Pilar

Dwi Kurnialis
Chapter #2

DUA

Yati

Aku tahu, memiliki suami yang berasal dari keluarga besar terlebih bukan orang berada, pasti memiliki risiko. Begitu pun dengan rumah tanggaku. Aku bertemu dengan sosok laki-laki baik hati di sebuah acara hajat, di kampungku. Kala itu Mas Imam, suamiku, bekerja sebagai pemutar film keliling.

Sebelum menikah, Mas Imam terlebih dahulu menceritakan kondisi keluarganya. Bagaimana dirinya harus turut menafkahi keenam adiknya, lantaran Ayahnya telah sakit-sakitan dan tidak mampu lagi bekerja. Bagiku … itu bukanlah masalah besar. Toh … bukankah itu memang sudah menjadi kewajiban seorang anak untuk membantu kedua orang tuanya. Lagipula, kehidupan keluargaku pun tak jauh berbeda dari keluarganya.

Aku juga berasal dari keluarga yang tak mampu. Bahkan, bisa dibilang masih jauh lebih miskin daripada keluarga Mas Imam. Aku anak sulung dari sepuluh bersaudara. Adik-adikku masih banyak yang kecil. Ayahku pengangguran kelas berat. Mungkin itulah sebabnya, mengapa keluargaku dilanda kemiskinan.

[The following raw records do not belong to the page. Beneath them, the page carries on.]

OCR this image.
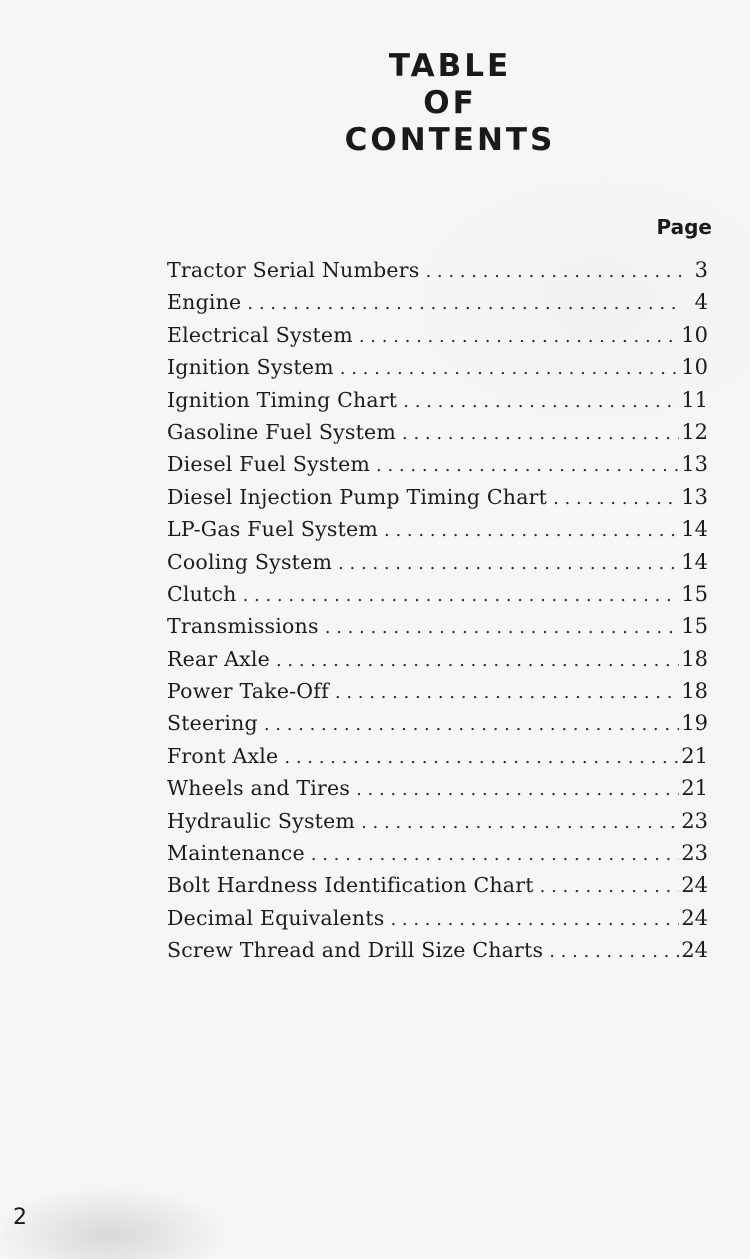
TABLE
OF
CONTENTS
Page
Tractor Serial Numbers . . .	3
Engine . . .	4
Electrical System . . .	10
Ignition System . . .	10
Ignition Timing Chart . . .	11
Gasoline Fuel System . . .	12
Diesel Fuel System . . .	13
Diesel Injection Pump Timing Chart . . .	13
LP-Gas Fuel System . . .	14
Cooling System . . .	14
Clutch . . .	15
Transmissions . . .	15
Rear Axle . . .	18
Power Take-Off . . .	18
Steering . . .	19
Front Axle . . .	21
Wheels and Tires . . .	21
Hydraulic System . . .	23
Maintenance . . .	23
Bolt Hardness Identification Chart . . .	24
Decimal Equivalents . . .	24
Screw Thread and Drill Size Charts . . .	24
2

Diriku meyakini, dengan menerima Mas Imam sebagai suami, maka setidaknya ada orang yang bisa menjadi pelindungku. Aku tak perlu menikmati lagi setiap kekerasan yang kuterima dari Ayahku yang galak.

Setelah menikah, Mas Imam mengajakku untuk tinggal bersama dengan keluarganya. Sehari-hari kegiatanku setelah menikah adalah membantu Simbok, Ibu mertuaku, mengurus Bapak serta adik-adik iparku. Aku ikhlas menerima keadaan ini. Sejak awal aku tahu, ini adalah risiko bagi seorang istri yang memiliki suami beradik banyak. Walaupun begitu, aku bersyukur sekali memiliki Mas Imam. Beliau selalu membantuku. Terkadang aku merasa iba kepadanya. Jika kebanyakan para suami pulang dari kerja akan berkumpul dan bersendagurau bersama istri dan anaknya, tapi tidak dengan Mas Imam. Dirinya masih harus membatuku mengurus Ayahnya yang terserang stroke. Memandikan, dan menyuapi makan untuk Ayah mertuaku.

Hingga suatu ketika, memasuki usia pernikahan kami yang kedua tahun, Mas Imam mulai kesulitan mencarikan nafkah untuk keluarga. Tak banyak job film yang diterimanya. Saat aku tengah memangku seraya menimang anakku di kamar, dengan memasang wajah sedikit murung Mas Imam datang menghampiriku.

“Ada apa, Mas? Keliatannya Njenengan lagi banyak pikiran, ya?”

Ya, aku tahu. Suamiku itu sedang banyak pikiran. Hanya saja ia jarang sekali mau berbagi kesedihannya denganku. Katanya, Aku tak boleh pusing. Jika itu terjadi padaku, kasihan Santi.

“Ah enggak kok, Yat. Aku Cuma lagi capek aja!”

Lagi-lagi dirinya berkilah menyembunyikan perasaannya yang tak karuan. Aku letakkan Santi yang sudah mulai pulas di atas ranjang.

“Aku ini istri, Mas. Aku berhak tahu semuanya!”

Kami sama-sama terdiam untuk sejenak. Aku tatap wajah suamiku yang seketika berubah ekspresi menjadi tersenyum.

“Udah … Aku enggak apa-apa, kok. Aku Cuma kecapek-an aja!” ucapnya seraya tersenyum. Namun, Aku tak percaya sedikitpun atas ucapannya itu.

“Udahlah, Mas. Aku tahu kok, kalo Njenengan itu lagi banyak pikiran. Ayo coba ceritain ke Aku! Siapa tahu aja Aku bisa bantu kamu!”

Mas Imam terdiam. Wajahnya tertunduk. Sementara Aku terus berusaha menyelidikinya.

“Mas … jangan Njenengan pendam sendiri!”